“Sometimes to love someone… you’ve got to be a stranger.”
Denis Villeneuve, one of the critically acclaimed directors of this generation for his works on sci-fi Arrival, crime thrillers like Prisoners, Sicario, Enemy & his first devastating masterpiece in mainstream cinema Incendies, brings a long-awaited sequel of a well-known neo-noir classic Blade Runner (1982) and the most anticipated movie of the year 2017.
Taking over the reins of a cult classic like Blade Runner from Ridley Scott is not easy to say the least but undoubtedly Denis delivers a masterpiece which does justice to the original. Also, the 1982 prequel has an interesting history of its own as it was a box office failure when it was released first perhaps due to the release of ET around the same time, a fate shared by another cult classic ‘The Thing’ which was released during that time as well. But Blade Runner gathered cult status over the years with as many as seven versions of the film being released post it’s theatrical run with the latest being the ‘Final Cut’ released by Ridley Scott in 2007. It was of course a challenge for Villeneuve to pick the version he wanted to keep as the reference for the sequel.

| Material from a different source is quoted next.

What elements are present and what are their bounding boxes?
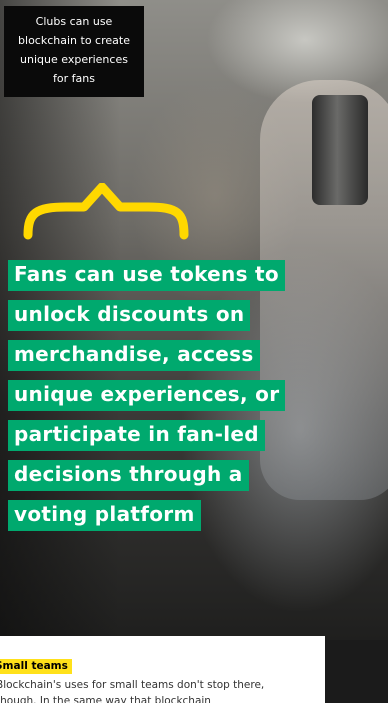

However, Villeneuve has clarified that the Original Cut (Theatrical version) and the Final Cut (2007) are the sources for his inspiration & reference points for the sequel.
The first & the foremost element which separates it from all the other movies – the cinematographic feat of Roger Deakins (Skyfall, Sicario), it’s is worthy of an Oscar. From the color palette to the attractive aesthetics, each shot is meticulously worked upon to give an enormous IMAX worthy experience of a dystopian future. Such level of cinematography is missing in big budget sci-fi movies like the superhero movies or the Star Trek & Star Wars movies.
The sequel is set 30 years after the original, where agent K (Ryan Gosling), an LAPD agent and a Blade Runner while on a mission to retire an old replicant (Dave Bautista), stumbles upon a shocking secret that could change the course of mankind and replicants. The startling discovery also catches the attention of Niander Wallace (Jared Leto) whose Wallace Corporation controls everything in the dystopian future. K’s quest for the truth brings him face to face with the reclusive Rick Deckard (Harrison Ford) and the showdown between the two is spectacular and would go down as one of the most memorable scenes in the recent cinematic history. Incidentally during the shoot, Ford accidentally landed a punch on Gosling once and later invited the actor for a drink to make up for it.
The other crucial character which gave an emotional touch to the movie was Joi (Ana de Armas), an AI application for commercial use (sounds like the 2013 movie Her). The interactions between K & Joi might be the only normal or soothing moments in the movie. Their love has a limitation- it can’t be expressed physically. Their emotions & desires can’t be felt- this is an important question which has earlier been raised in Steven Spielberg’s AI & Spike Jonze’s Her.
The background music & direction is in sync with the original piece but it still has its own unique identity which sets a benchmark. After all it has been composed by none other than Hans Zimmer. The direction is a bit different from the original piece, but the long range wide-angle shots are something which fans are familiar with ‘Arrival’. The flying cop car is the perfect angle to provide a view of the dystopian world.
Overall, the tone of the movie is darker & complex as compared to the original. The climax may not satisfy all the viewers as it opens the door to another story. However, it should be kept in mind that this is not serving as a rework of Blade Runner but a continuation of the story which ended Deckard’s (Ford) journey in Blade Runner. It raises few more questions- If replicants are capable then will they be allowed to lead the mankind? Can they develop emotions? Is enslaving replicants a humane act? And more importantly –a world which is witnessing a climate change, is it staring straight into a dystopian future like the film?
Blade Runner 2049 is a strong Oscar contender at least in technical categories- original score, visuals, cinematography, sound.
A magnum opus by Denis Villeneuve. A visually stunning masterpiece of the year!